濃霧、豪雨などの悪天候や夜間にも対応できる高い認知技術で、
自動運転や運転支援システムの安全・安心に貢献します。

概要

三菱電機では濃霧や豪雨などの悪天候時でも、車両周辺の状況を高い精度で検知できる「悪天候に対応可能な車載向けセンシング技術」を開発しました。車載センサーの検知精度が著しく低下する悪天候時でも、自動運転や運転支援システムが安定的に作動することが期待できます。

自動運転・運転支援では車両に搭載されたセンサーが人でいえば「目」の働きをし、前方の車両や障害物、人などを認識。それに合わせて「ステアリング(ハンドル)を動かす」「ブレーキを踏む」「車線変更する」などの運転操作が機械的に行われます。

自動運転・運転支援で使用される主なセンサーは「ミリ波レーダー」「カメラ」「ライダー」の3種類です。「ミリ波レーダー」はとても波長の短い電波を対象物に照射し、跳ね返って戻ってきた電波を検出して対象物までの距離や方向を検出します。「カメラ」は前方の画像を撮影し、対象物を検知します。また「ライダー」は「レーザーレーダー」とも呼ばれ、レーザー光を照射し、対象物に反射されて戻ってくる時間によって距離を計測します。

今回、これら複数のセンサーが検知した情報から信頼性の高い情報を取捨選択して、周辺環境の認識精度を高める技術を開発。悪天候でも高い検知精度を維持することに成功しました。

ニュースリリース

技術ポイント

複数の車載センサー情報を信頼度に基づき選択・統合し、悪天候でも高精度に検知

車両に搭載されている複数のセンサーが速度・車幅・向き・距離などを検出。それらの時系列データをセンサーごとの特性を基に想定した値と瞬時に比較・分析し、天候などにより変化する情報の信頼度を推定します。

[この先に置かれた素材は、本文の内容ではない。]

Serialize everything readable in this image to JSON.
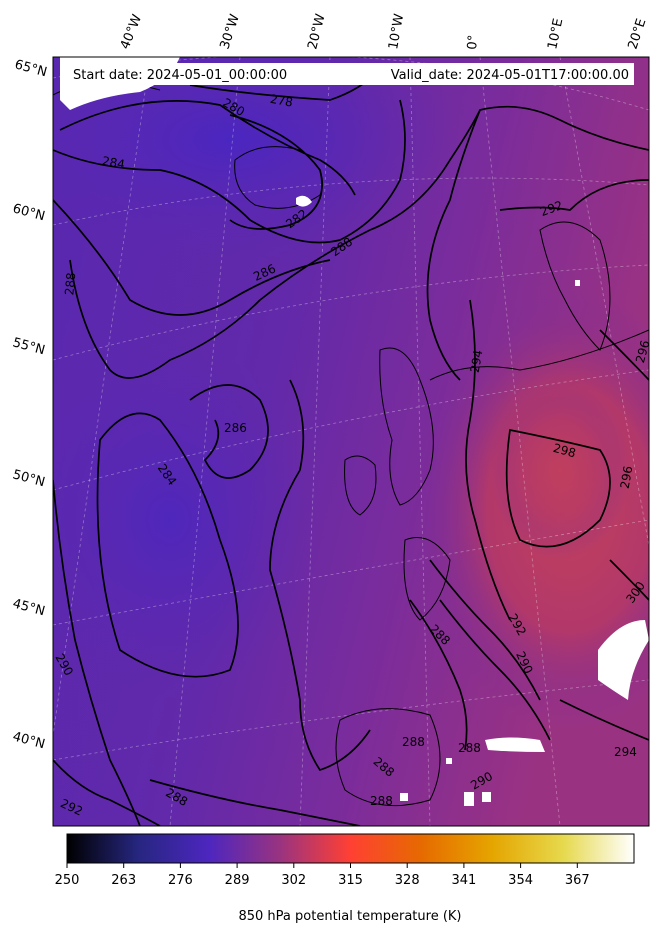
{
  "header": {
    "start_date": "Start date: 2024-05-01_00:00:00",
    "valid_date": "Valid_date: 2024-05-01T17:00:00.00"
  },
  "map": {
    "field": "850 hPa potential temperature",
    "lon_labels": [
      "40°W",
      "30°W",
      "20°W",
      "10°W",
      "0°",
      "10°E",
      "20°E"
    ],
    "lat_labels": [
      "65°N",
      "60°N",
      "55°N",
      "50°N",
      "45°N",
      "40°N"
    ],
    "contour_labels": [
      {
        "text": "278"
      },
      {
        "text": "280"
      },
      {
        "text": "284"
      },
      {
        "text": "282"
      },
      {
        "text": "286"
      },
      {
        "text": "288"
      },
      {
        "text": "288"
      },
      {
        "text": "286"
      },
      {
        "text": "284"
      },
      {
        "text": "290"
      },
      {
        "text": "292"
      },
      {
        "text": "288"
      },
      {
        "text": "292"
      },
      {
        "text": "294"
      },
      {
        "text": "296"
      },
      {
        "text": "298"
      },
      {
        "text": "296"
      },
      {
        "text": "300"
      },
      {
        "text": "288"
      },
      {
        "text": "292"
      },
      {
        "text": "290"
      },
      {
        "text": "288"
      },
      {
        "text": "288"
      },
      {
        "text": "288"
      },
      {
        "text": "290"
      },
      {
        "text": "294"
      },
      {
        "text": "288"
      }
    ],
    "colors": {
      "cold": "#4a26b8",
      "mid": "#6a2aa6",
      "warm": "#b2386a",
      "warmest": "#c2405c",
      "missing": "#ffffff"
    }
  },
  "colorbar": {
    "title": "850 hPa potential temperature (K)",
    "min": 250,
    "max": 380,
    "ticks": [
      "250",
      "263",
      "276",
      "289",
      "302",
      "315",
      "328",
      "341",
      "354",
      "367"
    ],
    "colormap": "CMRmap"
  }
}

信頼度が高い情報を選択・統合することで、悪天候でも高い検知精度を維持します。これにより豪雨や濃霧などの悪天候時でも自動運転やAEBをはじめとする運転支援システムが使用できます。

悪天候に対応可能な車載向けセンシング技術

悪天候でのAEB性能実験で効果を実証

悪天候に対応可能な車載向けセンシング技術

一般財団法人日本自動車研究所の特異環境試験場で様々な悪条件を想定したAEBの実証実験を実施。雨量毎時80mmの状況下では最大で時速40kmで走行してもAEBが作動し、障害物との衝突回避が可能であることを実証しました。

また霧・視程15mの場合には、時速10~15kmの走行で作動することを実証。降雨条件下では夜間を想定したAEBの作動を確認しています。さらにカメラなどの検知精度に大きく影響する逆光条件でも、時速10~40kmでの作動を確認しています。